I don't think you know what those words mean, or how they apply to mathematics, or how that applies to Astreja's statement.

(03-02-2017 01:58 PM)Naielis Wrote:  For any working worldview, one must have a cogent epistemology. You just keep repeating "physical evidence". Evidence? Physical?

Yes. They are not difficult words to understand.

(03-02-2017 01:58 PM)Naielis Wrote:  How do you know the physical world exists?

Because it acts exactly, in all situations, as if it does. Therefore, by any meaningful definition of the word "exists", the universe exists. Anything else is just playing pointless semantic games.

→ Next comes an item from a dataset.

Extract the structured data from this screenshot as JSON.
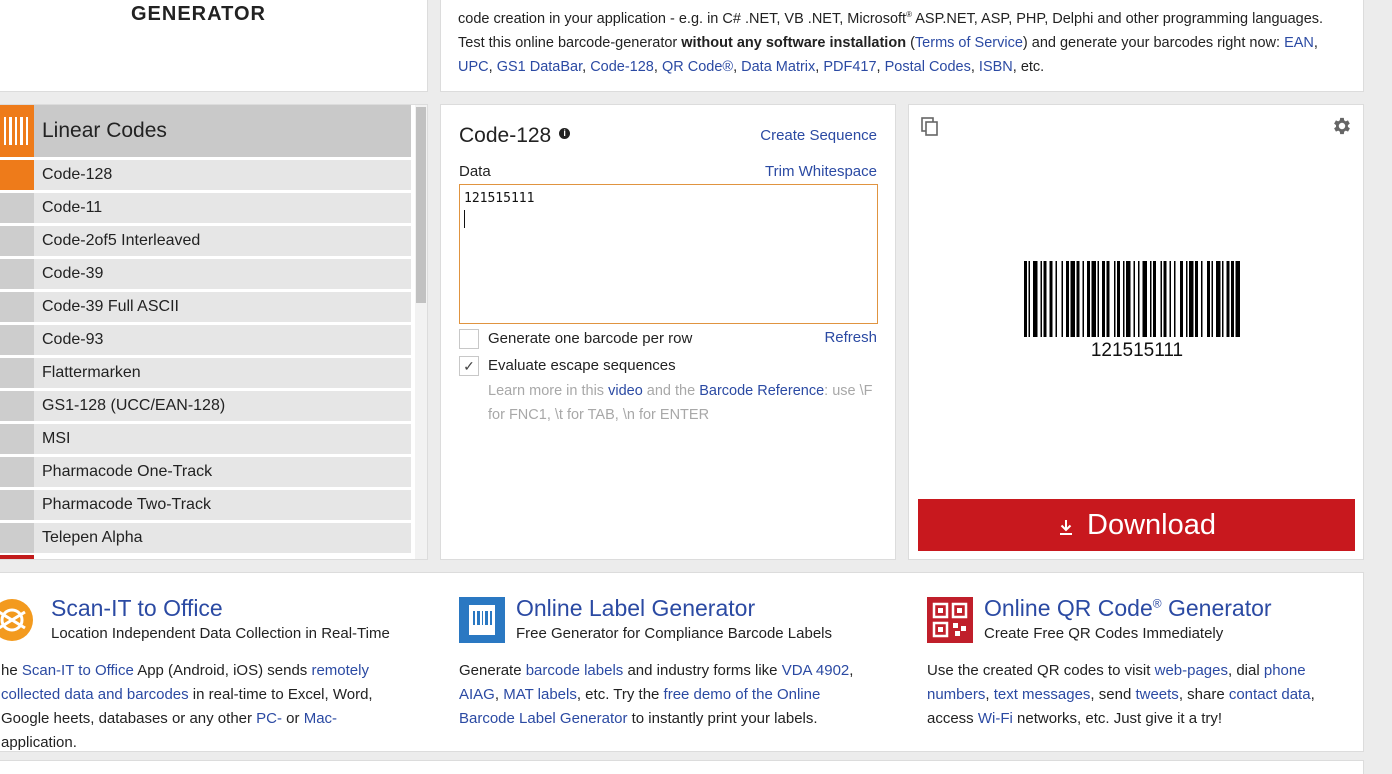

Solipsism is not a coherent position.

(03-02-2017 01:58 PM)Naielis Wrote:  I posed the problem of induction earlier. The only response I got was that we just assume laws.

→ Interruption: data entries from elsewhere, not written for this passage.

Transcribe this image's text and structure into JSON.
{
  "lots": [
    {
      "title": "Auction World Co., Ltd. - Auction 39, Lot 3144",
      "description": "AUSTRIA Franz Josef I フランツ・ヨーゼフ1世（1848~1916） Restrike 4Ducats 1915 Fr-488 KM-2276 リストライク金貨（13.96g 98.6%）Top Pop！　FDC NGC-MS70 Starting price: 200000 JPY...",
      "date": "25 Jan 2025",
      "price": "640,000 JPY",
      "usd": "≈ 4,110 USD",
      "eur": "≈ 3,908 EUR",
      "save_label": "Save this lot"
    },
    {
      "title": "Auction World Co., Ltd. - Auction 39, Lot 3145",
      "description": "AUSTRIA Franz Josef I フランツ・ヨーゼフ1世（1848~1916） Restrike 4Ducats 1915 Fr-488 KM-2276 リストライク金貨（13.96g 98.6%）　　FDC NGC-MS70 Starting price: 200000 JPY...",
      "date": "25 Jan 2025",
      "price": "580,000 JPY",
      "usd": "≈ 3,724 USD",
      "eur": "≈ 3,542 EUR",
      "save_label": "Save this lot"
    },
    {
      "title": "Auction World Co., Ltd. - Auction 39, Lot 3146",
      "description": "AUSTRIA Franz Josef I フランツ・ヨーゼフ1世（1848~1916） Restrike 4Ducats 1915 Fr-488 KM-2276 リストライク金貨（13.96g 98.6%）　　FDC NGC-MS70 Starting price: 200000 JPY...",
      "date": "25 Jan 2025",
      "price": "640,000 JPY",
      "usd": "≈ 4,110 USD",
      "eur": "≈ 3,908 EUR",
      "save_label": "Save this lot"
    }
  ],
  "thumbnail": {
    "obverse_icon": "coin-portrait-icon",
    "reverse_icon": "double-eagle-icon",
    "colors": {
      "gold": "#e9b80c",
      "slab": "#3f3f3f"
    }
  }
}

You failed to get a coherent response because the problem of induction is not a coherent question, any more than the question of solipsism is. It is analogous to the question of gravity leprechauns: "how do you know that 'gravity' isn't just invisible, undetectable leprechauns moving things around to screw with physics professors?"

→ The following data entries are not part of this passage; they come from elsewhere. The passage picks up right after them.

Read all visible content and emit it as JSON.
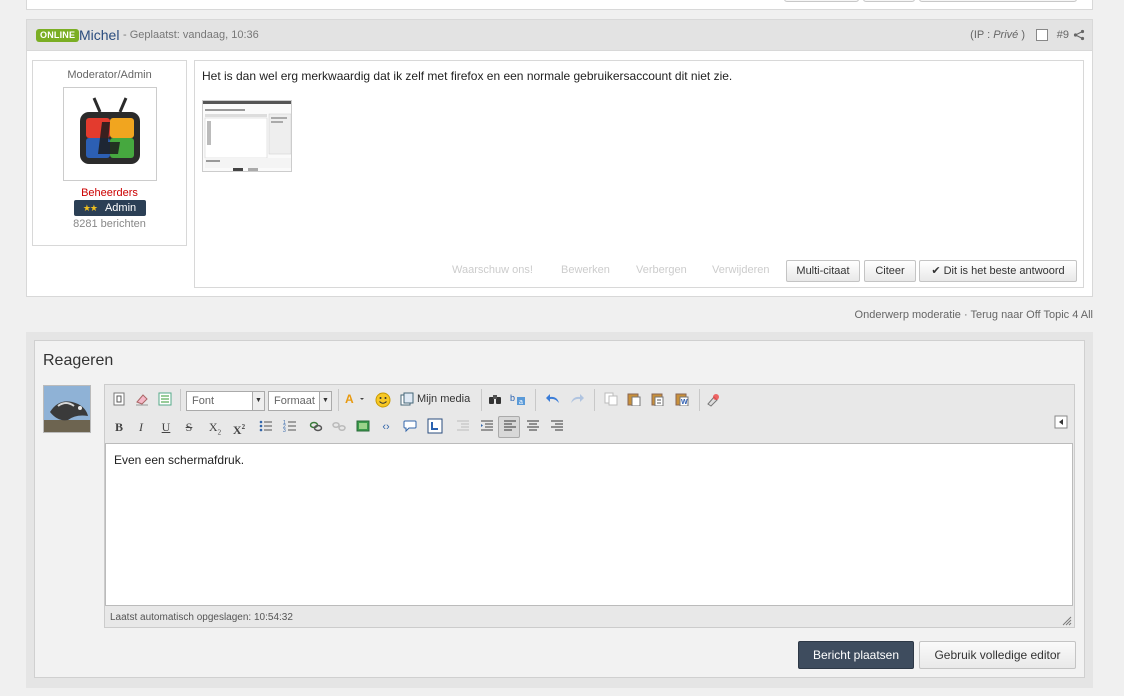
{
  "post": {
    "online_badge": "ONLINE",
    "author": "Michel",
    "posted": "- Geplaatst: vandaag, 10:36",
    "ip_prefix": "(IP : ",
    "ip_value": "Privé",
    "ip_suffix": " )",
    "post_number": "#9",
    "user": {
      "title": "Moderator/Admin",
      "group": "Beheerders",
      "rank_stars": "★★",
      "rank": "Admin",
      "post_count": "8281 berichten"
    },
    "message": "Het is dan wel erg merkwaardig dat ik zelf met firefox en een normale gebruikersaccount dit niet zie.",
    "links": {
      "warn": "Waarschuw ons!",
      "edit": "Bewerken",
      "hide": "Verbergen",
      "delete": "Verwijderen"
    },
    "buttons": {
      "multiquote": "Multi-citaat",
      "quote": "Citeer",
      "best_answer": "✔ Dit is het beste antwoord"
    }
  },
  "moderation": {
    "text": "Onderwerp moderatie · Terug naar Off Topic 4 All"
  },
  "reply": {
    "title": "Reageren",
    "editor": {
      "font_select": "Font",
      "format_select": "Formaat",
      "media_label": "Mijn media",
      "content": "Even een schermafdruk.",
      "autosave": "Laatst automatisch opgeslagen: 10:54:32"
    },
    "submit": "Bericht plaatsen",
    "full_editor": "Gebruik volledige editor"
  },
  "colors": {
    "online": "#7bae24",
    "author": "#2a4c7e",
    "group": "#cc0000",
    "submit_bg": "#3e4c5e"
  }
}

Answer: if you can't detect it, even in theory, it isn't true. Gravity leprechauns are, by definition, indistinguishable from just gravity; therefore, by definition, they do not exist.

Unless and until you show that there is actually some "chance" that even could be influencing a given result, there is no reason to think that it is the case - and that's without even touching the whole matter of you needing to establish that it actually did influence the result. Until this is done, "how do you know it wasn't chance?" is not a coherent question, because you haven't even shown how it could have been, let alone that it was.

"But induction" is not a magic wand that you can wave to magically make all knowledge disappear.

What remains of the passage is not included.